Multimon can decode a variety of digital transmission modes commonly found on UHF radio using the soundcard or a wav file as input and DTMF is one of the supported.

It's also pretty straight forward to use

multimon -a DTMF -t wav ./streamtx.raw.wav


would produce an output like that.

multimod (C) 1996/1997 by Tom Sailer HB9JNX/AE4WA
available demodulators: POCSAG512 POCSAG1200 POCSAG2400 EAS AFSK1200 AFSK2400 AFSK2400_2 HAPN4800 FSK9600 DTMF ZVEI SCOPE
Enabled demodulators: DTMF
DTMF: 2
DTMF: 1
DTMF: 1
DTMF: 4
DTMF: 0
DTMF: 1
DTMF: 9
DTMF: 1
DTMF: 0
DTMF: 5



That proved that the dtmf send by the device was OK, so where is the problem ?

After looking at source code and searching for people with similar problems, it was clear that dtmf callerid in asterisk 1.2 is "partially" working.
What partially means, is that there are basically 3 ways callerid is send.
One is between the gap of the first and second ring, second is by signaling a polarity reversal before the first ring and as i found out in some countries callerid is send before the ring without any signalling (i.e polarity reversal)
Also in the case dtmf is used to send the callerid a start-of-callerid is send before the number in the means of a letter (which is different depending on country)

In Asterisk 1.2 when the callerid is send with dtmf there is only support for the polarity reversal method and not the other two.
The good thing was, that a lot of Indian telcos where using dtmf between the first and second ring so there was a patch available for 1.2 that never made it in the svn, but got incorporated in 1.4 and 1.6.

So i got the patch,removed some of the debug lines and rebuilded chan_zap.

Now i could get the last 8 digits of the callerid the FCT send, but some reason i was missing the initial two...
It looked like the dtmf detection routine was kicking-in a bit too late, missing the first 2 dtmf digits.
After a bit more of head-scratching i remembered there was definition in the zaptel card driver (wctdm.c) that was defining the time the line would take to settle after the ring.

#define DEFAULT_RING_DEBOUNCE 64 /* Ringer Debounce (64 ms) */


Setting this to 32 ms solved the issue of the two first missing digits.
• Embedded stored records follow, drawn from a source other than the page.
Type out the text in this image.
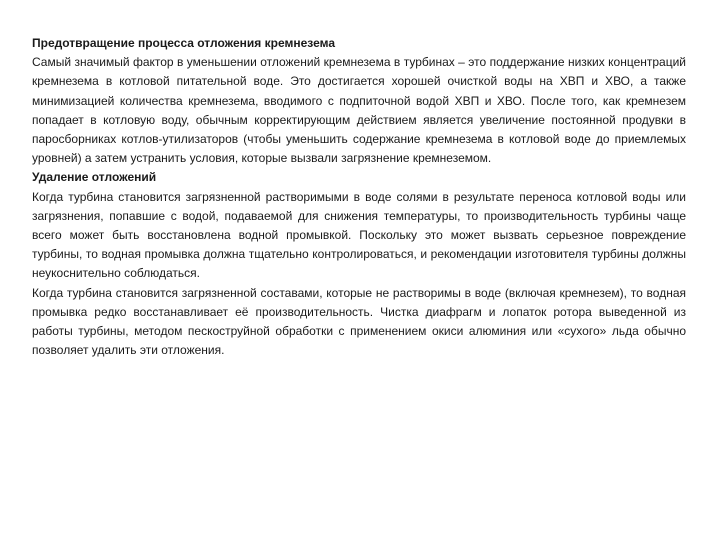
Предотвращение процесса отложения кремнезема

Самый значимый фактор в уменьшении отложений кремнезема в турбинах – это поддержание низких концентраций кремнезема в котловой питательной воде. Это достигается хорошей очисткой воды на ХВП и ХВО, а также минимизацией количества кремнезема, вводимого с подпиточной водой ХВП и ХВО. После того, как кремнезем попадает в котловую воду, обычным корректирующим действием является увеличение постоянной продувки в паросборниках котлов-утилизаторов (чтобы уменьшить содержание кремнезема в котловой воде до приемлемых уровней) а затем устранить условия, которые вызвали загрязнение кремнеземом.

Удаление отложений

Когда турбина становится загрязненной растворимыми в воде солями в результате переноса котловой воды или загрязнения, попавшие с водой, подаваемой для снижения температуры, то производительность турбины чаще всего может быть восстановлена водной промывкой. Поскольку это может вызвать серьезное повреждение турбины, то водная промывка должна тщательно контролироваться, и рекомендации изготовителя турбины должны неукоснительно соблюдаться.

Когда турбина становится загрязненной составами, которые не растворимы в воде (включая кремнезем), то водная промывка редко восстанавливает её производительность. Чистка диафрагм и лопаток ротора выведенной из работы турбины, методом пескоструйной обработки с применением окиси алюминия или «сухого» льда обычно позволяет удалить эти отложения.
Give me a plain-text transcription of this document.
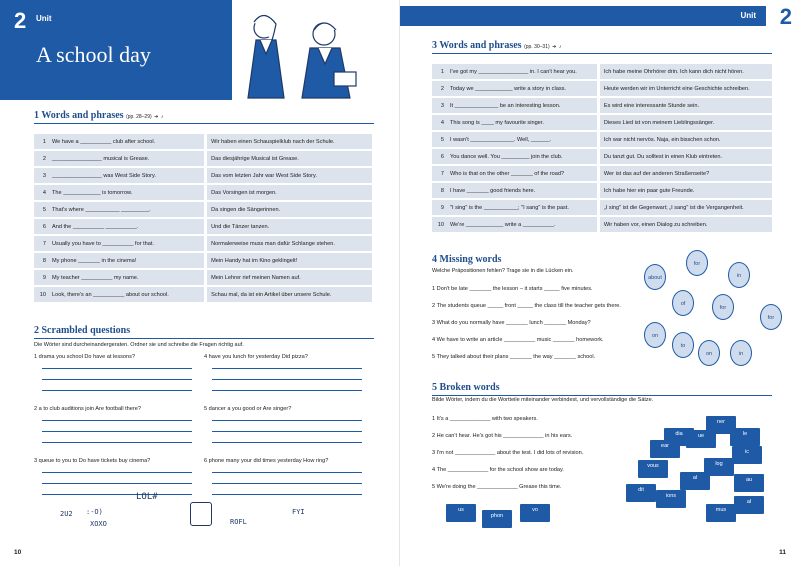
2 Unit
A school day
1 Words and phrases (pp. 28–29) ➜ ♪
1	We have a __________ club after school.		Wir haben einen Schauspielklub nach der Schule.
2	________________ musical is Grease.		Das diesjährige Musical ist Grease.
3	________________ was West Side Story.		Das vom letzten Jahr war West Side Story.
4	The ____________ is tomorrow.		Das Vorsingen ist morgen.
5	That's where ___________ _________.		Da singen die Sängerinnen.
6	And the __________ __________.		Und die Tänzer tanzen.
7	Usually you have to __________ for that.		Normalerweise muss man dafür Schlange stehen.
8	My phone _______ in the cinema!		Mein Handy hat im Kino geklingelt!
9	My teacher __________ my name.		Mein Lehrer rief meinen Namen auf.
10	Look, there's an __________ about our school.		Schau mal, da ist ein Artikel über unsere Schule.
2 Scrambled questions
Die Wörter sind durcheinandergeraten. Ordner sie und schreibe die Fragen richtig auf.
1 drama you school Do have at lessons?	4 have you lunch for yesterday Did pizza?
2 a to club auditions join Are football there?	5 dancer a you good or Are singer?
3 queue to you to Do have tickets buy cinema?	6 phone many your did times yesterday How ring?
2U2 :-O)
XOXO
LOL#
ROFL
FYI
10
Unit 2
3 Words and phrases (pp. 30–31) ➜ ♪
1	I've got my ________________ in. I can't hear you.		Ich habe meine Ohrhörer drin. Ich kann dich nicht hören.
2	Today we ____________ write a story in class.		Heute werden wir im Unterricht eine Geschichte schreiben.
3	It ______________ be an interesting lesson.		Es wird eine interessante Stunde sein.
4	This song is ____ my favourite singer.		Dieses Lied ist von meinem Lieblingssänger.
5	I wasn't ______________. Well, ______.		Ich war nicht nervös. Naja, ein bisschen schon.
6	You dance well. You _________ join the club.		Du tanzt gut. Du solltest in einen Klub eintreten.
7	Who is that on the other _______ of the road?		Wer ist das auf der anderen Straßenseite?
8	I have _______ good friends here.		Ich habe hier ein paar gute Freunde.
9	"I sing" is the ___________; "I sang" is the past.		„I sing" ist die Gegenwart; „I sang" ist die Vergangenheit.
10	We're ____________ write a __________.		Wir haben vor, einen Dialog zu schreiben.
4 Missing words
Welche Präpositionen fehlen? Trage sie in die Lücken ein.
1 Don't be late _______ the lesson – it starts _____ five minutes.
2 The students queue _____ front _____ the class till the teacher gets there.
3 What do you normally have _______ lunch _______ Monday?
4 We have to write an article __________ music _______ homework.
5 They talked about their plans _______ the way _______ school.
about
for
in
of
for
on
for
to
on	in
5 Broken words
Bilde Wörter, indem du die Wortteile miteinander verbindest, und vervollständige die Sätze.
1 It's a _____________ with two speakers.
2 He can't hear. He's got his _____________ in his ears.
3 I'm not _____________ about the test. I did lots of revision.
4 The _____________ for the school show are today.
5 We're doing the _____________ Grease this time.
ner
dia	ue	le
ear
ic
log
vous
al	au
dit
ions
mus
us
phon
vo
al
11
The whole procedure took several days, till we managed to solve the issue, but consider the alternative if this was a closed source system, where we would have to file a bug report to the company supplying the software.
We would probably had to wait for an answer for much longer provided they had enough interest (and resources) to fix the issue.